»Schwiegerkinder« sind nicht betroffen

Leserfrage zur Unterhaltspflicht durch Verwandtschaft

  • Lesedauer: 3 Min.

Im ND-Ratgeber wurde vor einiger Zeit darüber berichtet, dass Kinder grundsätzlich zum Unterhalt gegenüber den Eltern verpflichtet sind. Meine Frage ist nun: Können auch »Schwiegerkinder« gegebenenfalls zum Unterhalt verpflichtet werden? In den Formularen des Sozialamtes werden nämlich auch Auskünfte über die finanzielle Situation der »Schwiegerkinder« verlangt.
Siegfried P., Gerwisch

Der Unterhaltsanspruch in Familiensachen umfasst nach dem seit 1. September 2009 geltenden FamFG gemäß § 231 Abs. 1 FamFG weiterhin alle Unterhaltsansprüche aus dem Bereich des Ehegatten- und Verwandtenunterhaltes sowie Ansprüche nicht verheirateter Eltern. Die durch Verwandtschaft begründete Unterhaltspflicht ist geregelt in § 231 Abs. 1 Nr. 1 FamFG. Das heißt, hier ist der Unterhalt ehelicher und nichtehelicher Kinder gegen die Eltern, der Eltern gegen Kinder, der Kinder gegen Großeltern und sonstige Ersatzansprüche nach § 1607 BGB geregelt.

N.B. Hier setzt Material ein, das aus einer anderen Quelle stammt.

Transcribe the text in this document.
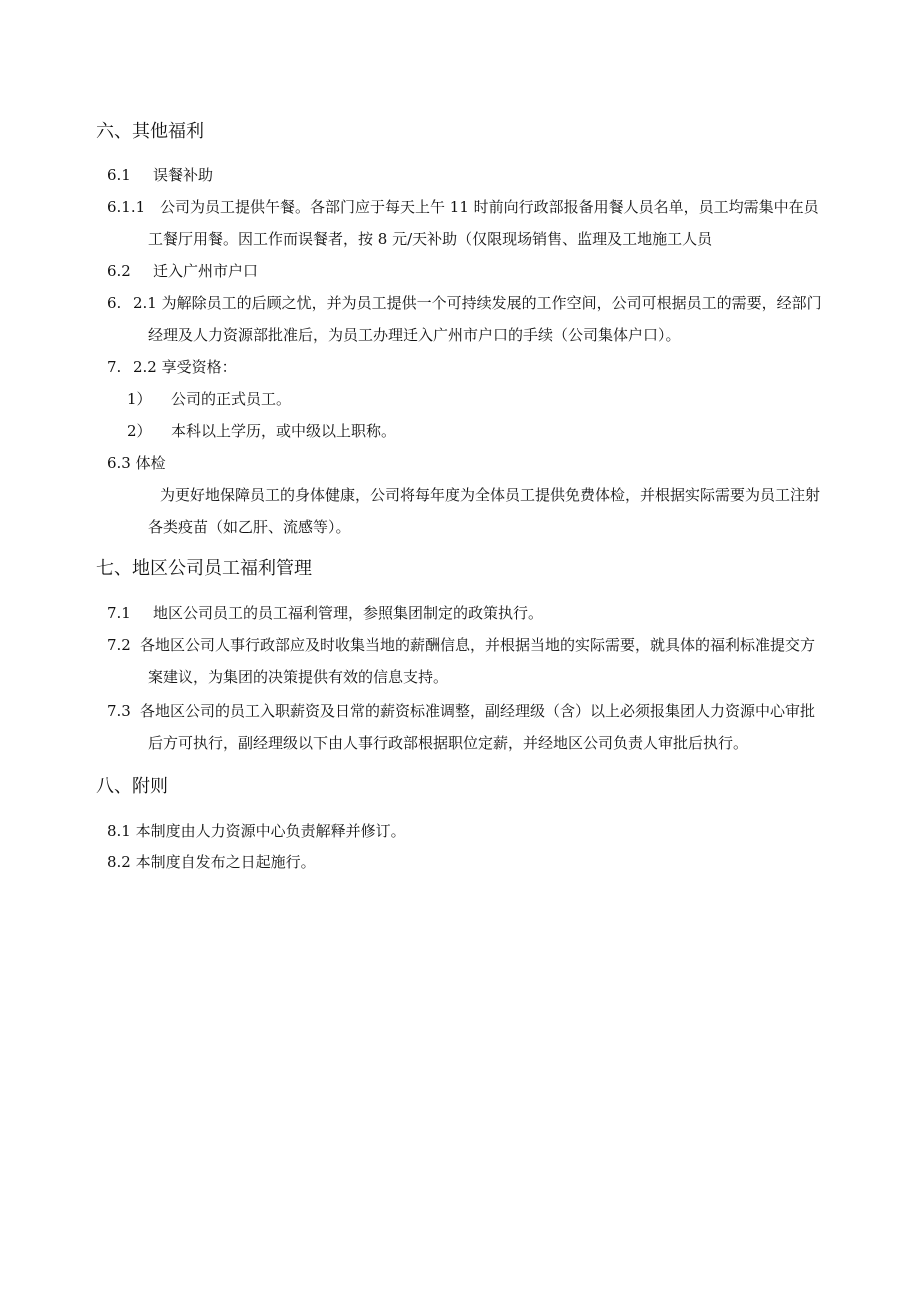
六、其他福利
6.1 误餐补助
6.1.1 公司为员工提供午餐。各部门应于每天上午 11 时前向行政部报备用餐人员名单，员工均需集中在员
工餐厅用餐。因工作而误餐者，按 8 元/天补助（仅限现场销售、监理及工地施工人员
6.2 迁入广州市户口
6. 2.1 为解除员工的后顾之忧，并为员工提供一个可持续发展的工作空间，公司可根据员工的需要，经部门
经理及人力资源部批准后，为员工办理迁入广州市户口的手续（公司集体户口）。
7. 2.2 享受资格：
1） 公司的正式员工。
2） 本科以上学历，或中级以上职称。
6.3 体检
为更好地保障员工的身体健康，公司将每年度为全体员工提供免费体检，并根据实际需要为员工注射
各类疫苗（如乙肝、流感等）。
七、地区公司员工福利管理
7.1 地区公司员工的员工福利管理，参照集团制定的政策执行。
7.2 各地区公司人事行政部应及时收集当地的薪酬信息，并根据当地的实际需要，就具体的福利标准提交方
案建议，为集团的决策提供有效的信息支持。
7.3 各地区公司的员工入职薪资及日常的薪资标准调整，副经理级（含）以上必须报集团人力资源中心审批
后方可执行，副经理级以下由人事行政部根据职位定薪，并经地区公司负责人审批后执行。
八、附则
8.1 本制度由人力资源中心负责解释并修订。
8.2 本制度自发布之日起施行。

Bei der Problematik einer Unterhaltsverpflichtung des Kindes oder Schwiegerkindes gegenüber den Eltern sind die Bestimmungen des SGB zu berücksichtigen. Erhält der Unterhaltsbedürftige Sozialhilfe, geht nach § 94 Abs. 1 Satz 1 SGB XII der Unterhaltsanspruch in Höhe der geleisteten Aufwendungen zusammen mit dem unterhaltsrechtlichen Auskunftsanspruch auf den Träger der Sozialhilfe über. Die Höhe des übergegangenen Unterhaltsanspruches ist begrenzt durch die Höhe der gewährten Sozialleistung oder des Unterhalts, je nachdem also, was niedriger ist.

In der Praxis können sich beim Ansatz von fiktivem Einkommen bei Pflichtigen Probleme ergeben, ferner bei mehreren Unterhaltsgläubigern, weil es im Sozialrecht weder fiktives Einkommen noch Rangverhältnisse gibt. Der sogenannte Schuldnerschutz geht deshalb weiter als im Unterhaltsrecht, da der Unterhaltspflichtige sozialrechtlich den gleichen Schutz hinsichtlich seines Einkommens und Vermögens genießt wie der Hilfeempfänger.

Es ist aus diesem Grunde eine sozialrechtliche Vergleichsberechnung durchzuführen, ob der Unterhaltsanspruch in vollem Umfang, nur zum Teil oder überhaupt nicht auf den Träger der Sozialhilfe übergegangen ist.

Beim Verwandtenunterhalt ist zu beachten, dass die Sicherung des eigenen angemessenen Unterhalts gemäß § 1603 Abs. 1 BGB im Vordergrund steht. Es ist insbesondere zu beachten, dass die Unterhaltsverpflichtung nicht zu einer spürbaren Absenkung des Lebensstandards führen darf, so dass es im Ergebnis darauf ankommt, welcher Lebensstandard dem Pflichtigen im Verhältnis zum Bedürftigen zuzubilligen ist.

Ein verheirateter Unterhaltspflichtiger muss zum Beispiel bei gemeinsamer steuerlicher Veranlagung mit dem Ehepartner darauf achten, dass seine Steuerbelastung fiktiv ermittelt wird. Steuerfreibeträge, die auf den Ehegatten fallen, sind diesem bei der Ermittlung der fiktiven Steuer zu belassen.

Nach dem Bundesgerichtshof ist in diesen Fällen zunächst die Steuerlast des Pflichtigen im Innenverhältnis unter Heranziehung des § 270 AO auf der Grundlage einer getrennten Veranlagung fiktiv zu ermitteln. Im Verhältnis der dabei festgestellten fiktiven Steuerlast für jeden Ehegatten ist so dann die tatsächlich angefallene Steuer aufzuteilen.

An diesem konkreten Beispiel ist bereits festzustellen, dass »Schwiegerkinder« nicht gegenüber den Schwiegereltern unterhaltsverpflichtet sind. Dies resultiert daraus, dass ein Verwandtschaftsverhältnis nicht besteht.